Technisch gewachsen ist es nicht auf der grünen Wiese: Lore ist die umbenannte und nun offengelegte Variante von „Unreal Revision Control“, das Epic bereits intern und im Unreal Editor für Fortnite einsetzt (The Register).

Warum Git bei Spielen an Grenzen stößt

Git ist für Quelltext gebaut. Große Binärdateien behandelt es laut Epic als „Bürger zweiter Klasse“: Jede Änderung an einer Multi-Gigabyte-Datei landet als komplette neue Kopie in der Historie, das Repository wächst rasant. Auch der übliche Behelf Git LFS löst das nur teilweise. Der in Studios verbreitete Konkurrent Perforce wiederum gilt als zu langsam, weil schon Standardoperationen mehrere Server-Roundtrips erfordern.

Wie Lore das Problem angeht

Lore ist zentralisiert aufgebaut – also näher an Perforce als an Gits verteiltem Modell – und setzt auf eine inhaltsadressierte Speicherung: Daten landen in einem Merkle-Baum, dedupliziert über BLAKE3-Hashes. Große Dateien werden in Chunks zerlegt, sodass bei Änderungen nur die betroffenen Abschnitte neu übertragen werden müssen. Code und Binärdaten werden dabei gleichberechtigt behandelt.

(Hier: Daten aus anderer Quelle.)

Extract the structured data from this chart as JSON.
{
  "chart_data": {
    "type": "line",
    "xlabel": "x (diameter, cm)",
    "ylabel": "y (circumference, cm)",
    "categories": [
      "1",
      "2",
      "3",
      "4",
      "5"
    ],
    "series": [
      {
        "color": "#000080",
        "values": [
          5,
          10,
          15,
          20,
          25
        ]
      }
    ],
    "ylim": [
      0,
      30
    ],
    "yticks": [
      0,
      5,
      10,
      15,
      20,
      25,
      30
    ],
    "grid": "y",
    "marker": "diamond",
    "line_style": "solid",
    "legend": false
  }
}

Weitere Bausteine: „On-Demand Hydration“ und Sparse-Workspaces, damit Clients nur die tatsächlich benötigten Daten herunterladen statt des gesamten Repositorys; eine zentrale Service-Architektur mit Caching für die Team-Skalierung; sowie schnelles Branching. Geschrieben ist Lore überwiegend in der Programmiersprache Rust.

Verfügbarkeit, Lizenz und Einordnung

Lore ist ab sofort unter der freizügigen MIT-Lizenz kostenlos verfügbar. Auf GitHub liegen vorgefertigte Binärdateien für Windows, macOS und Linux sowie CLI-Werkzeuge und SDK-Anbindungen für JavaScript, Python, C# und Go.

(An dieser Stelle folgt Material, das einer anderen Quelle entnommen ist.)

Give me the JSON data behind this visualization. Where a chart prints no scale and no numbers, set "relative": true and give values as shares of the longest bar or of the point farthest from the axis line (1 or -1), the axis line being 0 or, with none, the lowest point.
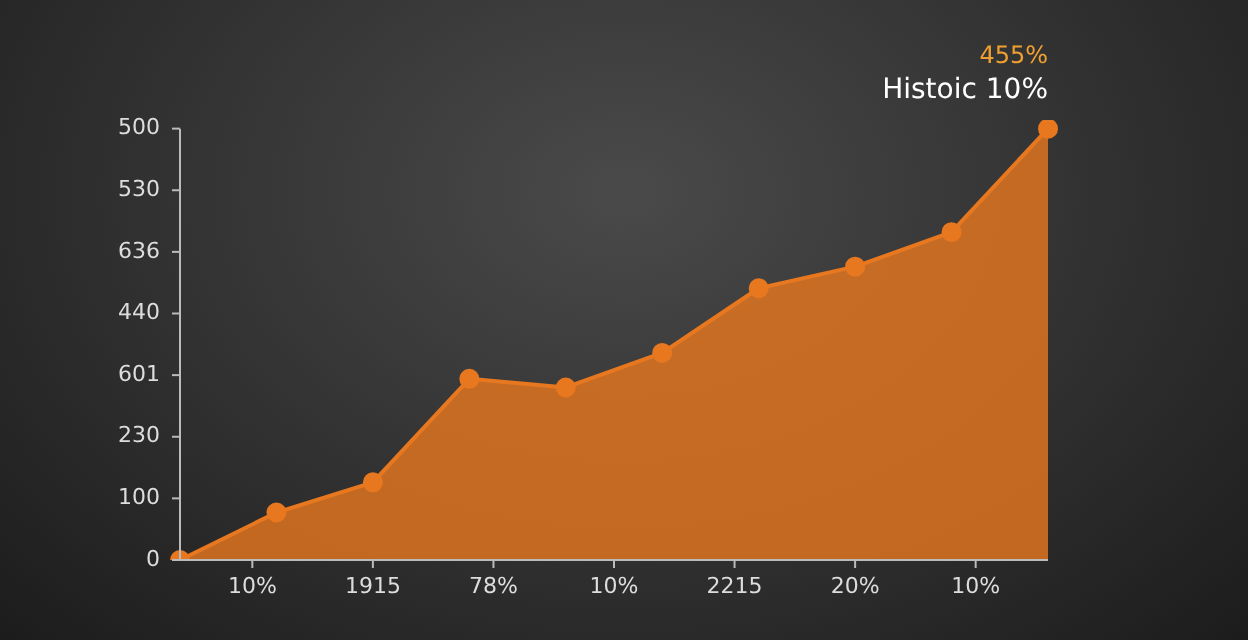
{
  "chart_data": {
    "type": "area",
    "relative": true,
    "categories": [
      null,
      null,
      null,
      null,
      null,
      null,
      null,
      null,
      null,
      null
    ],
    "series": [
      {
        "color": "#e8781f",
        "values": [
          0,
          0.11,
          0.18,
          0.42,
          0.4,
          0.48,
          0.63,
          0.68,
          0.76,
          1
        ]
      }
    ],
    "annotations": [
      "455%",
      "Histoic 10%",
      "500",
      "530",
      "636",
      "440",
      "601",
      "230",
      "100",
      "0",
      "10%",
      "1915",
      "78%",
      "10%",
      "2215",
      "20%",
      "10%"
    ],
    "marker": "circle",
    "legend": false
  }
}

Wichtig ist die Unterscheidung zwischen Ankündigung und Reife: Lore steht noch vor Version 1.0 und ist ausdrücklich „in aktiver Entwicklung“. Epic warnt, dass sich Schnittstellen, Speicherformate und APIs zwischen Releases noch ändern können. Für den Produktiveinsatz in kritischen Projekten ist also Vorsicht geboten. Einordnend lässt sich Lore als Versuch lesen, die Lücke zwischen Git (stark bei Code, schwach bei Assets) und Perforce (etabliert, aber teuer und träge) zu schließen. Ob es Perforce als De-facto-Standard großer Studios ablöst, wird sich erst mit dem Weg zu einer stabilen 1.0 und der Akzeptanz außerhalb des Unreal-Ökosystems zeigen.